Durante una de las persecuciones de Diocleciano (304 d.C.), un sacerdote acusado de haber celebrado la Eucaristía, afirmó: “sine dominico non possumus vivere”, esto es, sin el domingo no podemos vivir. Y en la misma persecución, una cristiana dijo: “Si he ido a la asamblea y he celebrado la cena del Señor con mis hermanos, es porque soy cristiana”. Estos mártires prefirieron morir antes que privarse del alimento eucarístico en el Día del Señor. El mismo testimonio siguen dando hoy muchos cristianos, a los que acudir a misa el domingo puede costarles la vida por el odio de los fundamentalistas, como oímos con frecuencia en las noticias.

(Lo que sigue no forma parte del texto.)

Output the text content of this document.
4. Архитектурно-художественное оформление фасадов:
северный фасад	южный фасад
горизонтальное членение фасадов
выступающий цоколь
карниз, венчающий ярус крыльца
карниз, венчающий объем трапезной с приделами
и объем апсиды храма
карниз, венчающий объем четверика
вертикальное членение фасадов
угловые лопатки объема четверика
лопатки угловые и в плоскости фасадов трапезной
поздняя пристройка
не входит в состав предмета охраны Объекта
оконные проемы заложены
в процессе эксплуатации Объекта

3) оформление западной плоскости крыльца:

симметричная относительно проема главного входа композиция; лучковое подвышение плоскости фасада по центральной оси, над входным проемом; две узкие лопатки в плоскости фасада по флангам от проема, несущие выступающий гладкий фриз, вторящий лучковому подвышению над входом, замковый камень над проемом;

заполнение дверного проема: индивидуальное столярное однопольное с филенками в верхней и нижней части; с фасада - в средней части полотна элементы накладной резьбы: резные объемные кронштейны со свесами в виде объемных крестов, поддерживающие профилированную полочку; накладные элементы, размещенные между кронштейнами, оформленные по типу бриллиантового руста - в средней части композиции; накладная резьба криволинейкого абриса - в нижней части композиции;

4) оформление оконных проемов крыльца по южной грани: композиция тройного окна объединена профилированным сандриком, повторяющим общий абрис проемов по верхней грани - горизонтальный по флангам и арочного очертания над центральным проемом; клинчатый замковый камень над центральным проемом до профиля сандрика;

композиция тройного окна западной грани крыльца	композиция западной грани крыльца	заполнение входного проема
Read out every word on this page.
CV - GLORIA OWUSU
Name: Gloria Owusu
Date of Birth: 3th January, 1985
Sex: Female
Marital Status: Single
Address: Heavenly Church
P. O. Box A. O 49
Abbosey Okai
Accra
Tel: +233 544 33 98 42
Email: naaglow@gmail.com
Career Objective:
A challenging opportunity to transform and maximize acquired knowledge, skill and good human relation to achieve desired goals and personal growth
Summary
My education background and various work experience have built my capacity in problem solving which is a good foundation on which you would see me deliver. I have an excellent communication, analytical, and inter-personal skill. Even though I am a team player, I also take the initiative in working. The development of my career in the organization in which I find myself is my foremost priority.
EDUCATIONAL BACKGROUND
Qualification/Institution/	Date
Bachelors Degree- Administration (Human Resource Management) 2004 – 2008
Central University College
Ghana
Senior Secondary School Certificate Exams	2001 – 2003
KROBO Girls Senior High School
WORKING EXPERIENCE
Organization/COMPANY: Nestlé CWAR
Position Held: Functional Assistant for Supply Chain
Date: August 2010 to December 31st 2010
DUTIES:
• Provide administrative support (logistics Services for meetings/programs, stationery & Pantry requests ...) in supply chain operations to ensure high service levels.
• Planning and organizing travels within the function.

Mostremos nuestro amor a Dios dedicándole con alegría este día en que los cristianos testimoniamos ante el mundo que Cristo ha resucitado. El corazón del domingo es la Eucaristía, que ha de ser vivida como un encuentro gozoso con el Señor; no como una obligación. En ella somos iluminados con su Palabra y alimentados con su Cuerpo, verdadero Pan de vida. Es la reunión de los hermanos que compartimos alegría y esperanza en medio de nuestras dificultades; es el momento en el que nos reconocemos Iglesia y encontramos la posibilidad de participar en las campañas de solidaridad con todos nuestros hermanos. Redescubramos el domingo como la fiesta central de los cristianos, como seña de nuestra identidad.
En nuestra sociedad secularizada, la congregación de la comunidad cristiana en el domingo es también un signo que anuncia a Cristo resucitado en medio del mundo. Es el día en que mostramos nuestro amor a Dios, alabándolo y dándole gracias.
El Papa en su mensaje para la Cuaresma de este año, nos invita a cuidar la Creación. El domingo nos ofrece la posibilidad de disfrutar de las maravillas que Dios ha creado y de tomar conciencia del cuidado que requiere la “Casa Común”.
Nos preguntamos también cómo amamos al prójimo. Las prácticas cuaresmales: oración, limosna y ayuno, son medios que educan nuestra sensibilidad, para vivir más libres de nuestros caprichos, para mejor servir y compartir. Además de lo que cada uno hace con quienes le rodean, es importante seguir trabajando como Iglesia diocesana en favor de aquellas personas más vulnerables que se encuentran entre nosotros.
Agradezco de corazón la generosidad que habéis mostrado siempre con el “gesto de Cuaresma”, que este 2019 cumple diez años. Especialmente, la generosidad mostrada el curso pasado hacia el Hogar Santa María de los Milagros. Tanto las Hermandades, como las Parroquias, con la coordinación de Cáritas, habéis hecho posible que, quienes carecen de hogar, encuentren un lugar de acogida en los momentos críticos de la enfermedad. Queridos hermanos y hermanas, es necesario que sigamos apoyando este servicio diocesano como expresión de nuestro amor a los más necesitados. No nos cansemos de hacer el bien (Cf. II Tes. 3, 13).
Si vivimos la Cuaresma como tiempo de conversión, dejándonos trabajar interiormente por el Señor, desembocaremos en la Semana Santa con el corazón bien dispuesto para un encuentro vivo con Jesucristo. Las celebraciones litúrgicas vividas en el interior de nuestras parroquias y las manifestaciones de fe por nuestras calles nos darán la oportunidad de unirnos más a Cristo y de testimoniarlo a todo el mundo. Serán momentos intensos de una Pascua solemne que encontrará eco durante todo el año en la pascua semanal cada domingo. No vivamos solo el flash intenso de unos días extraordinarios y mantengamos la lámpara encendida todos los días del año.
Rezo con vosotros y por vosotros. Gracias porque rezáis por mí.
Con afecto os bendigo.
+ José Vilaplana Blasco
Obispo de Huelva
Huelva, 12 de febrero de 2019. Fiesta de la Dedicación de la Santa Iglesia Catedral de Huelva.